DES MOINES — The politically divided Iowa Senate voted Monday to re-establish a 20-bed state-run facility to provide treatment and educational services for troubled teenagers previously served at the Iowa Juvenile Home before the Toledo center was closed in January.
The proposed facility, with enhanced accountability measures and state-of-the-art treatment programs for female youth adjudicated delinquent, was included in a $1.858 billion budget bill that would fund human services, public health and other programs for the 2015 fiscal year that begins July 1.
“There are girls in this state who have no other place to go and if we do not provide this kind of treatment system for them, we would be delinquent,” said Sen. Jack Hatch, D-Des Moines, co-chair of the Legislature’s Health & Human Services budget subcommittee and floor manager of the bill, which passed on a 26-22 party-line vote.
The future of the Toledo home and services for delinquent girls is the main difference between the Senate, where Democrats hold a 26-24 edge, and the 53-47 GOP-led House on a major piece of the nearly $7 billion fiscal 2015 budget. The bill now goes back to the House for consideration.
The health and human services spending piece represents a 6.1 percent increase over current funding, but much of the $107 million jump is to cover a federal Medicaid reimbursement change that represents an $87 million hit to the state general fund budget.
The House-passed version did not include any funds for re-establishing the Iowa Juvenile Home but appropriated $5.1 million for placing girls classified as children in need of assistance (CINA) with private providers and spending $780,000 to maintain the Toledo property. Senators earmarked $3.9 million to reopen the facility and operate 20 beds for delinquent girls, $1.1 million to provide after-care services and $2 million for CINA placements with private providers.
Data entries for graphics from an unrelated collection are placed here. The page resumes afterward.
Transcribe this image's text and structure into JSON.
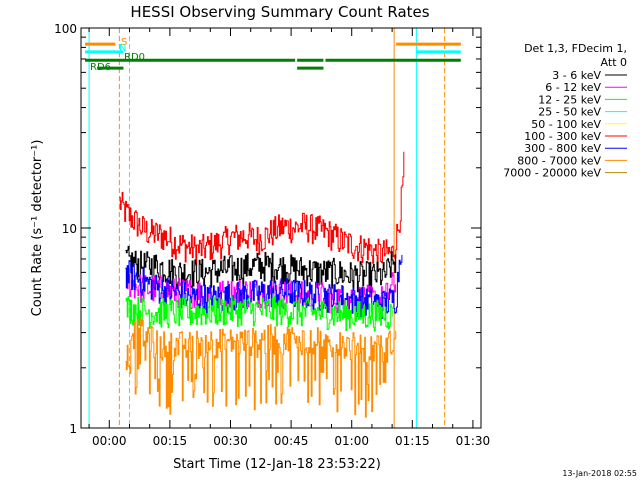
{
  "chart_data": {
    "type": "line",
    "title": "HESSI Observing Summary Count Rates",
    "xlabel": "Start Time (12-Jan-18 23:53:22)",
    "ylabel": "Count Rate (s⁻¹ detector⁻¹)",
    "y_scale": "log",
    "ylim": [
      1,
      100
    ],
    "xlim_minutes": [
      -7,
      92
    ],
    "x_ticks": [
      {
        "label": "00:00",
        "value": 0
      },
      {
        "label": "00:15",
        "value": 15
      },
      {
        "label": "00:30",
        "value": 30
      },
      {
        "label": "00:45",
        "value": 45
      },
      {
        "label": "01:00",
        "value": 60
      },
      {
        "label": "01:15",
        "value": 75
      },
      {
        "label": "01:30",
        "value": 90
      }
    ],
    "y_ticks": [
      {
        "label": "1",
        "value": 1
      },
      {
        "label": "10",
        "value": 10
      },
      {
        "label": "100",
        "value": 100
      }
    ],
    "legend": {
      "title_line1": "Det 1,3, FDecim 1,",
      "title_line2": "Att 0",
      "placement": "right",
      "entries": [
        {
          "name": "3 - 6 keV",
          "color": "#000000"
        },
        {
          "name": "6 - 12 keV",
          "color": "#ff00ff"
        },
        {
          "name": "12 - 25 keV",
          "color": "#00ff00"
        },
        {
          "name": "25 - 50 keV",
          "color": "#00ffff"
        },
        {
          "name": "50 - 100 keV",
          "color": "#ffff00"
        },
        {
          "name": "100 - 300 keV",
          "color": "#ff0000"
        },
        {
          "name": "300 - 800 keV",
          "color": "#0000ff"
        },
        {
          "name": "800 - 7000 keV",
          "color": "#ff8c00"
        },
        {
          "name": "7000 - 20000 keV",
          "color": "#b8860b"
        }
      ]
    },
    "series": [
      {
        "name": "100 - 300 keV",
        "color": "#ff0000",
        "x": [
          2.5,
          4,
          6,
          8,
          10,
          12,
          14,
          16,
          18,
          20,
          22,
          24,
          26,
          28,
          30,
          32,
          34,
          36,
          38,
          40,
          42,
          44,
          46,
          48,
          50,
          52,
          54,
          56,
          58,
          60,
          62,
          64,
          66,
          68,
          70,
          70.5,
          71.5,
          72.5,
          73
        ],
        "y": [
          13.5,
          12,
          11,
          10,
          9.5,
          9.3,
          9,
          8.5,
          8.2,
          8,
          7.8,
          8,
          8.3,
          8.5,
          9,
          9,
          9.2,
          8.8,
          9,
          9.5,
          10,
          10.2,
          10,
          10.3,
          10,
          9.8,
          9.5,
          9,
          8.5,
          8.3,
          8,
          8,
          7.5,
          7.5,
          7.5,
          8,
          10,
          15,
          22
        ]
      },
      {
        "name": "3 - 6 keV",
        "color": "#000000",
        "x": [
          4,
          8,
          12,
          16,
          20,
          24,
          28,
          32,
          36,
          40,
          44,
          48,
          52,
          56,
          60,
          64,
          68,
          71
        ],
        "y": [
          7,
          6.5,
          6.5,
          6,
          6,
          6,
          6.2,
          6.3,
          6.5,
          6.5,
          6.3,
          6.2,
          6,
          6,
          5.8,
          5.8,
          5.8,
          7
        ]
      },
      {
        "name": "6 - 12 keV",
        "color": "#ff00ff",
        "x": [
          4,
          8,
          12,
          16,
          20,
          24,
          28,
          32,
          36,
          40,
          44,
          48,
          52,
          56,
          60,
          64,
          68,
          71
        ],
        "y": [
          5.5,
          5,
          5,
          4.8,
          4.8,
          4.7,
          4.7,
          4.8,
          4.8,
          4.8,
          4.7,
          4.6,
          4.6,
          4.5,
          4.5,
          4.4,
          4.4,
          5.5
        ]
      },
      {
        "name": "300 - 800 keV",
        "color": "#0000ff",
        "x": [
          4,
          8,
          12,
          16,
          20,
          24,
          28,
          32,
          36,
          40,
          44,
          48,
          52,
          56,
          60,
          64,
          68,
          71,
          72.5
        ],
        "y": [
          6,
          5.5,
          5,
          4.8,
          4.5,
          4.5,
          4.5,
          4.6,
          4.7,
          4.8,
          4.8,
          4.7,
          4.6,
          4.5,
          4.4,
          4.3,
          4.2,
          4.5,
          9
        ]
      },
      {
        "name": "12 - 25 keV",
        "color": "#00ff00",
        "x": [
          4,
          10,
          20,
          30,
          40,
          50,
          60,
          70
        ],
        "y": [
          4,
          3.8,
          3.8,
          3.9,
          3.9,
          3.8,
          3.7,
          3.7
        ]
      },
      {
        "name": "800 - 7000 keV",
        "color": "#ff8c00",
        "x": [
          4,
          8,
          12,
          16,
          20,
          24,
          28,
          32,
          36,
          40,
          44,
          48,
          52,
          56,
          60,
          64,
          68,
          71
        ],
        "y": [
          3,
          3,
          2.6,
          2.6,
          2.6,
          2.7,
          2.7,
          2.7,
          2.7,
          2.8,
          2.8,
          2.8,
          2.7,
          2.6,
          2.6,
          2.5,
          2.5,
          2.8
        ]
      }
    ],
    "flags": [
      {
        "label": "S",
        "color": "#ff8c00",
        "y_level": 83,
        "segments": [
          [
            -6,
            1.5
          ],
          [
            71,
            87
          ]
        ]
      },
      {
        "label": "N",
        "color": "#00ffff",
        "y_level": 76,
        "segments": [
          [
            -6,
            3.5
          ],
          [
            76,
            87
          ]
        ]
      },
      {
        "label": "RD0",
        "color": "#008000",
        "y_level": 69,
        "segments": [
          [
            -6,
            46
          ],
          [
            46.5,
            53
          ],
          [
            53.5,
            87
          ]
        ]
      },
      {
        "label": "RD6",
        "color": "#008000",
        "y_level": 63,
        "segments": [
          [
            -3,
            3.5
          ],
          [
            46.5,
            53
          ]
        ]
      }
    ],
    "vertical_markers": [
      {
        "x": -5,
        "color": "#00ffff",
        "style": "solid"
      },
      {
        "x": 2.5,
        "color": "#ff8c00",
        "style": "dashed"
      },
      {
        "x": 5,
        "color": "#00ffff",
        "style": "dashed"
      },
      {
        "x": 70.5,
        "color": "#ff8c00",
        "style": "solid"
      },
      {
        "x": 76,
        "color": "#00ffff",
        "style": "solid"
      },
      {
        "x": 83,
        "color": "#ff8c00",
        "style": "dashed"
      }
    ]
  },
  "footer": {
    "timestamp": "13-Jan-2018 02:55"
  }
}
Sen. Julian Garrett, R-Indianola, said he opposed the Senate version because it under-funded projected Medicaid spending in fiscal 2015 by at least $11 million. “To me, that’s just not sound budgeting to purposefully underfund an entitlement,” Garrett said.
Hatch said the difference with the House on that point is a small piece given that the projections are on a piece of the budget that tops $1.4 billion as the state’s share of the Medicaid program costs. He said the issue likely would be on the table if the measure moves to a House-Senate conference committee.
The budget measure proposes to delay by one year the Medicaid “claw-back” for counties under the regionalized approach to Mental Health and Disability Services provisions and to not allow implementation until MHDS core and core plus services are fully funded as outlined in approved regional management plans.
The bill also provides $7.5 million to reduce the waiting list for Medicaid waiver services offered to vulnerable populations and an additional $1.2 million to improve services for Iowa seniors, including reversing Branstad’s veto of two additional long-term care ombudsmen to assist seniors in nursing facilities.
In other action Monday, senators voted 48-0 to approve a revamp of the cultural affairs tax credit program that provides $45 million for historic preservation, cultural and entertainment districts that qualify. The bill takes effect July 1 but applies to project agreements entered into on or after that date.
Sen. Bill Dotzler, D-Waterloo, said the amended version of the bill will require that qualifying projects be “shovel ready” with approved financing and determined by a point system rather than a lottery selection process. The bill allows unclaimed credits to be awarded to different projects.
The state Department of Revenue’s most recent Contingent Liabilities Report projected that fiscal tax credit redemptions under the program will total $37.7 million in fiscal 2014 and increase to $44 million in fiscal 2018.
Today is a milestone day for the Legislature. The arrival of the 2014 session’s 100th calendar day means lawmakers’ daily expense money ($144 for those living outside of Polk County) runs out, which traditionally has been viewed as a harbinger that adjournment may be nearing.